Données épidémiologiques :
L'épilepsie en général est une des affections neurologiques les plus fréquentes avec une incidence entre 20 et 130/100 000 habitants par an et une prévalence entre 0,5 et 0,8 % de la population, soit environ 450 000 personnes en France. La place de l'EPT représente environ 5% des épilepsies. L'incidence de l'EPT est difficile à apprécier étant donné la très grande diversité de la notion de TC. Dans les séries militaires, on observe des proportions assez concordantes de 30% à 40% en cas de plaies pénétrantes crânio-cérébrales (1). Dans les séries civiles, en raison notamment de la rareté des plaies crânio-cérébrales, l'incidence est nettement plus basse, de l'ordre de 3 à 7%, voire encore moins si l'on inclut les TC les plus bénins dans les statistiques (2). C'est surtout dans ces traumatismes « civils » qu'il serait utile de mieux cerner les risques de survenue en fonction de certains paramètres de gravité initiale. Pour la population des personnes adultes ayant eu un TC grave, avec une perte de connaissance de plus de 24 heures, les chiffres rapportés dans la littérature se situent entre 15 et 20% (3, 4). Ceci est à rapporter à l'incidence des TC graves en France qui est comprise entre 10 et 20/100 000/an.
Les facteurs de risque de développer une EPT :
Différents marqueurs de gravité ont été discutés dans la littérature comme potentiels facteurs favorisants d'EPT. La durée du coma, l'amnésie post-traumatique et le score de Glasgow initial ont été avancés par certains mais l'altération prolongée de la conscience en l'absence de lésion cérébrale documentée n'apparaît pas comme un facteur de risque. Il semble que la nature du TC (pénétrant avec fracture et embarrure), la présence de lésions cérébrales focales (en particulier de type hématome ou contusion hémorragique) ainsi que la notion de crises précoces favorisent le développement d'une EPT. Ces facteurs de risque ont été confirmés dans une étude récente, avec par ordre d'importance: la survenue de crises précoces, une fracture en particulier déplacée, un déficit neurologique focal permanent, une lésion cortico-sous-corticale au scanner en particulier en cas d'hématome intra-cérébral (5). Cette même étude n'a pas montré de lien entre la survenue d'une EPT et la durée du coma, le score de Glasgow initial ou la durée de l'amnésie post-traumatique.

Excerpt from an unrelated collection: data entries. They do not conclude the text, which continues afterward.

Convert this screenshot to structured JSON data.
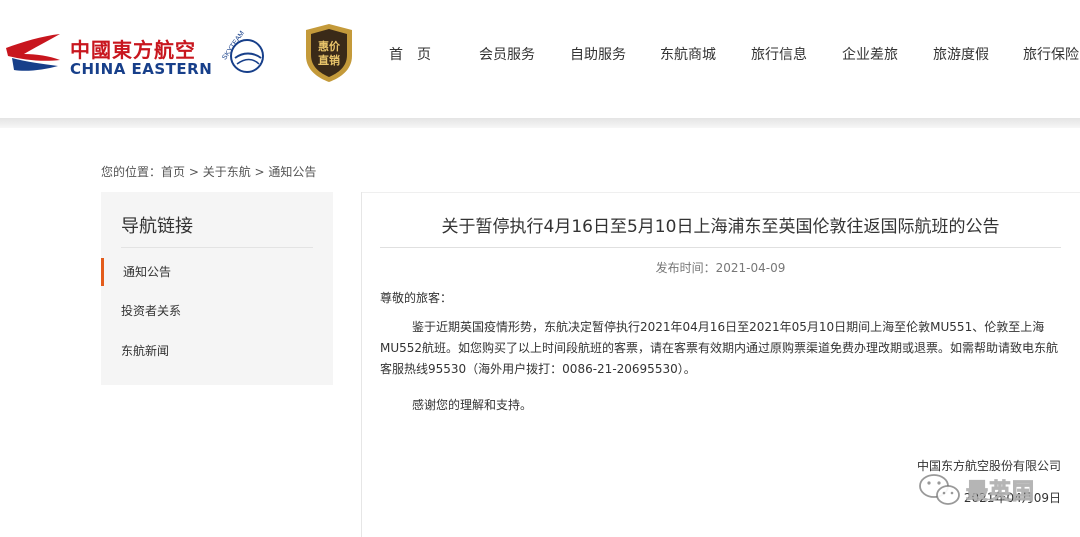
{
  "brand": {
    "name_cn": "中國東方航空",
    "name_en": "CHINA EASTERN",
    "skyteam": "SKYTEAM",
    "badge_line1": "惠价",
    "badge_line2": "直销",
    "colors": {
      "red": "#c8161e",
      "blue": "#173f8a",
      "gold": "#c49a3a",
      "accent": "#e35c1b"
    }
  },
  "nav": {
    "items": [
      {
        "label": "首　页"
      },
      {
        "label": "会员服务"
      },
      {
        "label": "自助服务"
      },
      {
        "label": "东航商城"
      },
      {
        "label": "旅行信息"
      },
      {
        "label": "企业差旅"
      },
      {
        "label": "旅游度假"
      },
      {
        "label": "旅行保险"
      }
    ]
  },
  "breadcrumb": {
    "prefix": "您的位置：",
    "items": [
      "首页",
      "关于东航",
      "通知公告"
    ],
    "separator": " > "
  },
  "sidebar": {
    "title": "导航链接",
    "items": [
      {
        "label": "通知公告",
        "active": true
      },
      {
        "label": "投资者关系",
        "active": false
      },
      {
        "label": "东航新闻",
        "active": false
      }
    ]
  },
  "article": {
    "title": "关于暂停执行4月16日至5月10日上海浦东至英国伦敦往返国际航班的公告",
    "date_label": "发布时间：",
    "date": "2021-04-09",
    "greeting": "尊敬的旅客：",
    "body": "鉴于近期英国疫情形势，东航决定暂停执行2021年04月16日至2021年05月10日期间上海至伦敦MU551、伦敦至上海MU552航班。如您购买了以上时间段航班的客票，请在客票有效期内通过原购票渠道免费办理改期或退票。如需帮助请致电东航客服热线95530（海外用户拨打：0086-21-20695530）。",
    "thanks": "感谢您的理解和支持。",
    "signature": "中国东方航空股份有限公司",
    "sign_date": "2021年04月09日"
  },
  "watermark": {
    "icon": "wechat-icon",
    "text": "最英国"
  }
}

Doit on donner un traitement antiépileptique en cas de facteurs de risque élevés ?
Un traitement anti-épileptique est souvent prescrit en cas de TC grave, en particulier en milieu de réanimation neurochirurgicale. Il a été démontré avec la phénytoïne et la carbamazépine une diminution du risque de crises dans la première semaine mais aucun effet protecteur significatif n'était observé entre le 8ème jour et la fin de la 2ème année (6). Les travaux récents n'ont pas démontré d'effet prophylactique sur le développement ultérieur de l'EPT. Il existe uniquement un effet de protection contre la survenue de crises pendant l'administration du traitement. Il faut aussi tenir compte de la plus grande neurotoxicité des antiépileptiques en particulier durant la phase précoce et des effets secondaires cognitifs qui peuvent êtres gênants à la phase de rééducation. En cas de TC fermé et en l'absence de crises documentées, il n'y a donc pas d'intérêt à poursuivre le traitement anti-épileptique au-delà de la première semaine suivant le TC et une tentative d'arrêt progressif du traitement est possible sous surveillance médicale. En cas de TC ouvert et/ou de crises précoces, du fait du risque plus important, la poursuite ou non du traitement sera à discuter au cas par cas.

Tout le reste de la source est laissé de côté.